= UN Declaration on the Elimination of All Forms of Intolerance and of Discrimination Based on Religion or Belief =

The UN Declaration on the Elimination of All Forms of Intolerance and of Discrimination Based on Religion or Belief is a United Nations resolution, passed with consensus on November 25 1981. The "freedom of thought, conscience, and religion" was first outlined in article 18 of the Universal Declaration on Human Rights. The resolution further elaborates human rights regarding the freedom of religion. The declaration on human rights outlines religious freedoms, and the Declaration on the Elimination of All Forms of Intolerance and Discrimination asserts the "right to freedom of thought, conscience, religion or whatever belief." The declaration was adopted by consensus 19 years after a request was made of the Economic and Social counsel to prepare a declaration addressing religious intolerance.
== Summary ==
Article 1: Everyone has the right to freedom of thought, conscience, and religion.

Article 2: Everyone has the right to freedom from discrimination. "Intolerance and discrimination based on religion or belief" means any distinction, exclusion, restriction or preference based on religion or belief."

Article 3: Discrimination on the basis of religion or belief is a disavowal of the Charter of the United Nations and a violation of the Universal Declaration of Human Rights.

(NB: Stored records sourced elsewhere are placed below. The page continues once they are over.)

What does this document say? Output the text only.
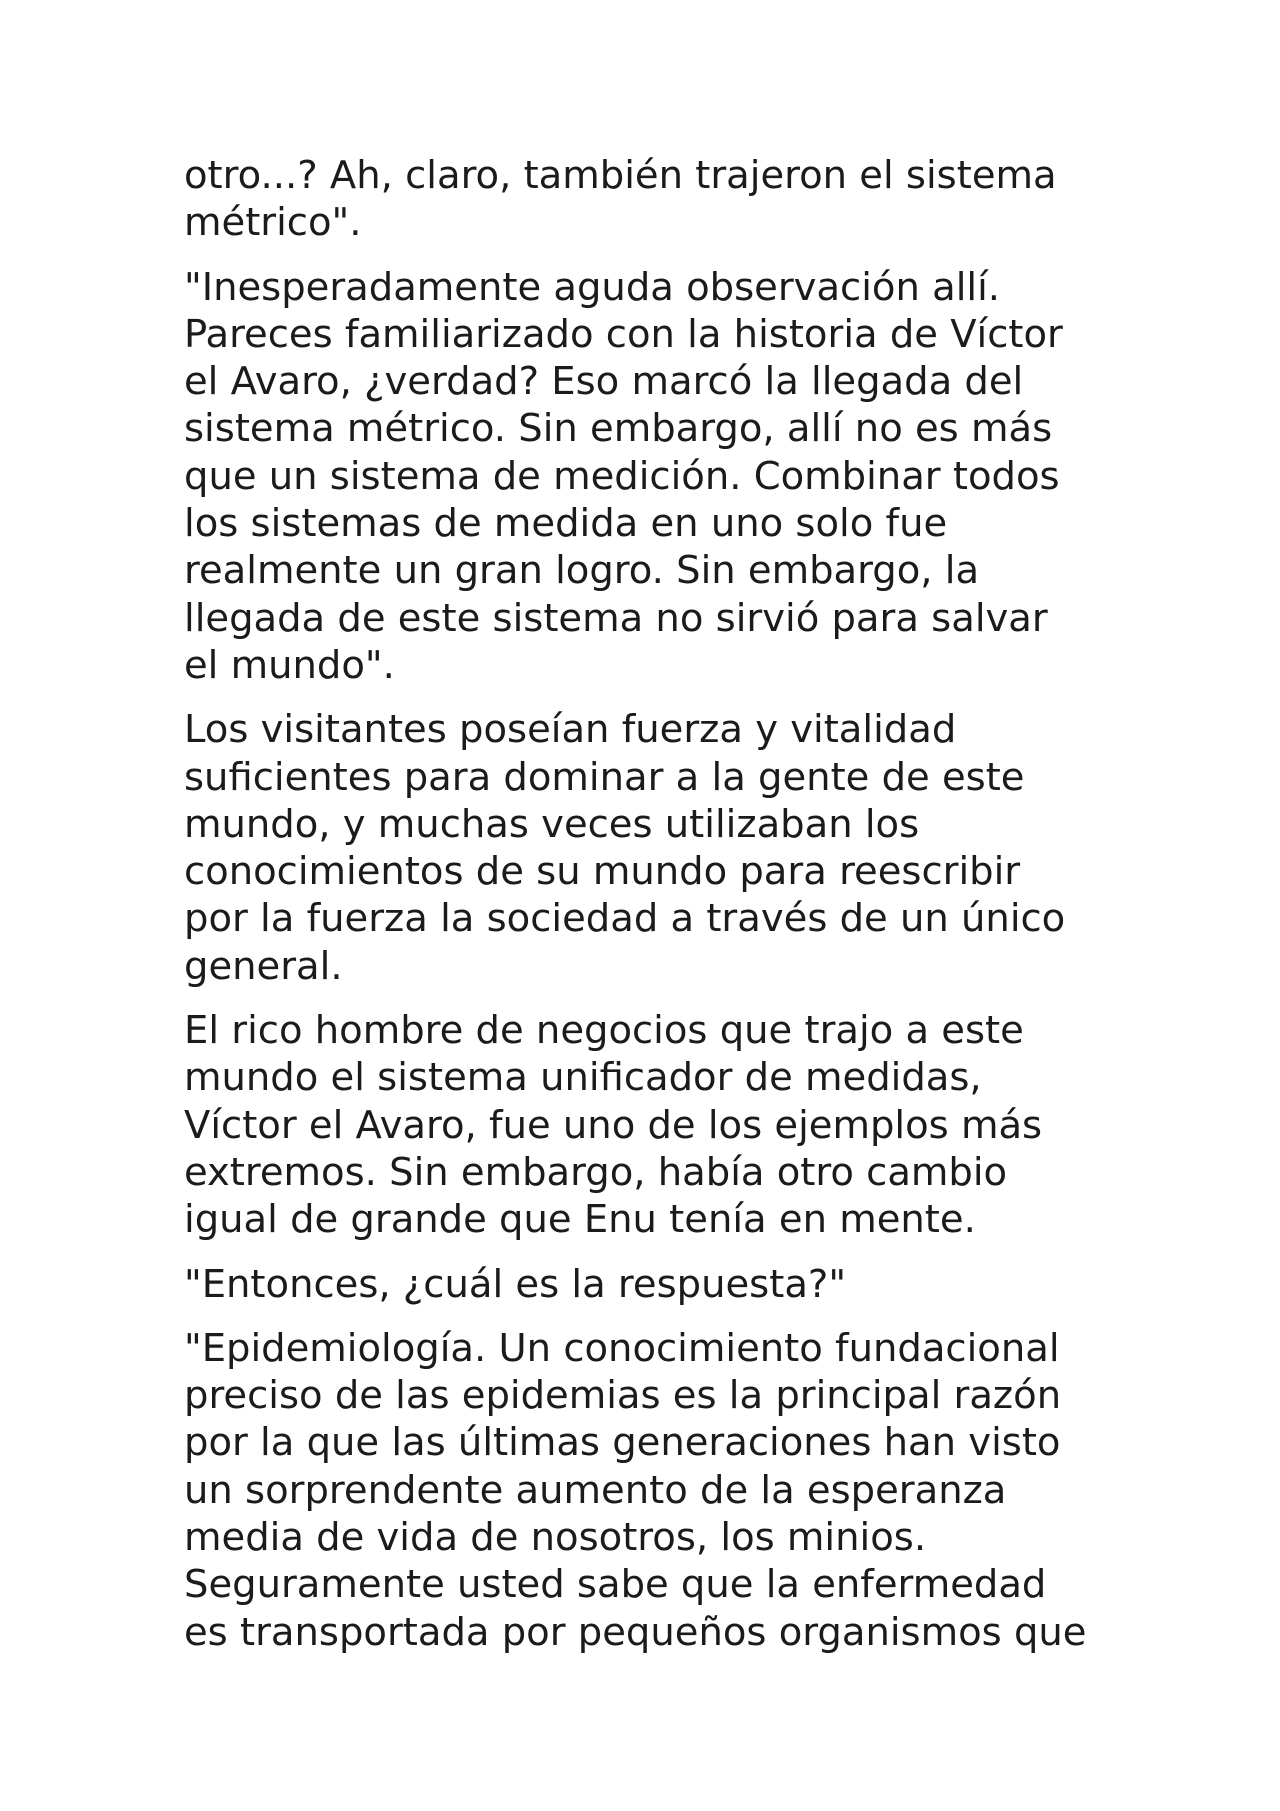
otro...? Ah, claro, también trajeron el sistema
métrico".

"Inesperadamente aguda observación allí.
Pareces familiarizado con la historia de Víctor
el Avaro, ¿verdad? Eso marcó la llegada del
sistema métrico. Sin embargo, allí no es más
que un sistema de medición. Combinar todos
los sistemas de medida en uno solo fue
realmente un gran logro. Sin embargo, la
llegada de este sistema no sirvió para salvar
el mundo".

Los visitantes poseían fuerza y vitalidad
suficientes para dominar a la gente de este
mundo, y muchas veces utilizaban los
conocimientos de su mundo para reescribir
por la fuerza la sociedad a través de un único
general.

El rico hombre de negocios que trajo a este
mundo el sistema unificador de medidas,
Víctor el Avaro, fue uno de los ejemplos más
extremos. Sin embargo, había otro cambio
igual de grande que Enu tenía en mente.

"Entonces, ¿cuál es la respuesta?"

"Epidemiología. Un conocimiento fundacional
preciso de las epidemias es la principal razón
por la que las últimas generaciones han visto
un sorprendente aumento de la esperanza
media de vida de nosotros, los minios.
Seguramente usted sabe que la enfermedad
es transportada por pequeños organismos que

Article 4: All States should take measures to combat religious intolerance in legislation and all aspects of life including civil, economic, political, social and cultural life.

Article 5: Every child shall be free from discrimination on the basis of religion or belief, and has the right to freedom of education per the wishes of their parents or legal guardian.

Article 6: The right to freedom of thought, conscience, religion or belief includes specific freedoms, beginning with the freedom to worship or assemble.

Article 7: The rights and freedoms in this declaration should be granted through national legislation so that all can benefit from these rights and freedoms."

Article 8: Nothing outlined in this declaration can be construed as restricting or detracting from any right defined in the Universal Declaration of Human Rights and the International Covenants on Human Rights.